ThyssenKrupp Marine Systems (TKMS)

Wie sieht die Zukunft von TKMS aus?

Thyssenkrupp auf der Suche nach einem Käufer für die Schiffbausparte

Die U-Boote von Thyssenkrupp Marine Systems (TKMS) sind gefragt wie nie. Die Auftragsbücher sind proppenvoll. Und unlängst hat die Deutsche Marine noch zusätzlichen Bedarf angemeldet, um aus dem 100 Milliarden Militärsondervermögen eine dicke Scheibe abzubekommen. Für die Marine sind darin 19,3 Milliarden Euro eingeplant. Das Geld soll unter anderem in weitere Korvetten und Fregatten fließen. Für das zukünftige Flaggschiff der Marine, das modulare Mehrzweckkampfschiff F126, sind darüber hinaus weitere rund 5,27 Milliarden Euro veranschlagt - was das Projekt zum größten Schiffsbauprojekt in der Geschichte der Bundeswehr macht. Aber nach dem neuen TKMS-Chef Oliver Burkhard ist noch mehr drin. „Strategische Interessen brauchen strategische Antworten. Die größte Möglichkeit, die der Bund hat, ist die Vergabe aus dem Sondervermögen und künftig durch das 2-Prozent-Ziel für Rüstungsausgaben. Wenn man viel einkauft, kann man auch Rabatt bekommen.“Anm. 1

Neue strategische U-Boot-Partnerschaften mit Staaten im Indo-Pazifik

Neben den nationalen Aufträgen positioniert sich TKMS auch international neu. Anfang Juni unterzeichnete der Konzern in Mumbai (Indien) im Beisein von Verteidigungsminister Pistorius eine Absichtserklärung zum Bau von sechs U-Booten für und in Indien. Auftragswert: bis zu 7 Milliarden Euro. Pistorius sprach in diesem Zusammenhang von einem möglichen „Leuchtturmprojekt“, das große Strahlkraft entfalten könne. Auf seiner Asienreise warb Pistorius deshalb auch in Indonesien für U-Boote made in Germany. Während sich die vormalige Ministerin Frau Lambrecht mit Zusagen für die Rüstungsindustrie schwergetan habe, klappe es mit Herrn Pistorius deutlich besser, heißt es aus TKMS-Kreisen (FAZ 6.6.23). Mehrfach hatte Pistorius während seiner Asienreise Erleichterungen für Rüstungsexporte angemahnt. „Mir geht es darum, dass wir uns mit der Frage beschäftigen, ob die bisherigen Beschränkungen angesichts der Herausforderungen noch zeitgemäß sind“ (FAZ 9.6.23). Dies münzte er insbesondere auch auf Indien und liegt damit genau auf der Linie von Außenministerin Baerbock - beide sehen in der Regierung des Hindu-Nationalisten Modi einen durchaus verlässlichen „Wertepartner“. In Zeitenwende-Zeiten müssen wohl „Menschenrechtsfragen“ ebenso zurückgestellt werden wie die Tatsache, dass sich Indien in einem Dauerkonflikt mit seinem Nachbarn Pakistan befindet und es wegen der Kaschmir-Region schon dreimal zu Kriegen zwischen den beiden Atommächten gekommen ist. Nach Aussage des Stockholmer SIPRI-Instituts ist Indien gegenwärtig der weltweit größte Waffenimporteur.
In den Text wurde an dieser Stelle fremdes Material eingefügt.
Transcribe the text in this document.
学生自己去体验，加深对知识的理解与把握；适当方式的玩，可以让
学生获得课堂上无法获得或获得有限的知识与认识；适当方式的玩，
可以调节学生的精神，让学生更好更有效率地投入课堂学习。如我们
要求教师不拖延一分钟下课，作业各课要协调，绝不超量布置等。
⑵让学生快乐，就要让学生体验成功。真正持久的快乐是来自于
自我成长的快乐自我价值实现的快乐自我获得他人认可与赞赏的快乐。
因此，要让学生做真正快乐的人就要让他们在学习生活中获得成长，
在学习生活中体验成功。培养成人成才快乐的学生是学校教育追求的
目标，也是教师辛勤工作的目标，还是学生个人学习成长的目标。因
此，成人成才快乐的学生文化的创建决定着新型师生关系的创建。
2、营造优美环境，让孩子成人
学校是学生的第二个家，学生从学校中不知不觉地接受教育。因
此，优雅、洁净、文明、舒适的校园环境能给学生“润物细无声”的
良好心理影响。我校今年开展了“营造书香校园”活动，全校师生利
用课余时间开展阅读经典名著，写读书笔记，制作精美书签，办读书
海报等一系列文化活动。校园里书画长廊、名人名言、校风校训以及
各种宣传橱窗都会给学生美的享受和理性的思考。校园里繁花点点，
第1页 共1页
Thyssenkrupp braucht dringend frisches Geld

Jetzt, wo viel Geld in der maritimen Rüstungsindustrie zu verdienen ist, sieht der Thyssenkrupp-Konzern einen günstigen Zeitpunkt gekommen, seine Marine-Sparte teuer zu verkaufen. Was auf den ersten Blick paradox erscheinen mag, macht aus Kapitalseite durchaus Sinn.

Der börsennotierte deutsche Industrie-Konzern (21% der Aktien hält die Krupp-Stiftung, jeweils im einstelligen Prozentbereich sind zwei Kapitalgesellschaften und die Republik Singapur involviert - die überwiegenden Aktien befinden sich in „Streubesitz“) mit seinem Schwerpunkt Stahlindustrie, der weltweit an die100.000 Menschen beschäftigt, braucht dringend Geld, um sein Hauptgeschäft zukunftssicher zu machen. So erhofft er sich u.a. Staatshilfen von rund 2 Milliarden Euro allein für den klimaneutralen Umbau seines Stahlstandortes in Duisburg. Auch wegen Fehlinvestitionen in Brasilien und den USA in zweistelliger Milliardenhöhe drängen die Investoren auf einen zügigen Konzernumbau. Strategisch ist das Ziel klar: Aus dem etwas unübersichtlichen „Gemischtwarenladen“ soll eine Gruppe weitestgehend unabhängig agierender Unternehmen werden. Einige davon sollen im Alleineigentum betrieben werden, für andere werden Käufer oder Teilhaber gesucht.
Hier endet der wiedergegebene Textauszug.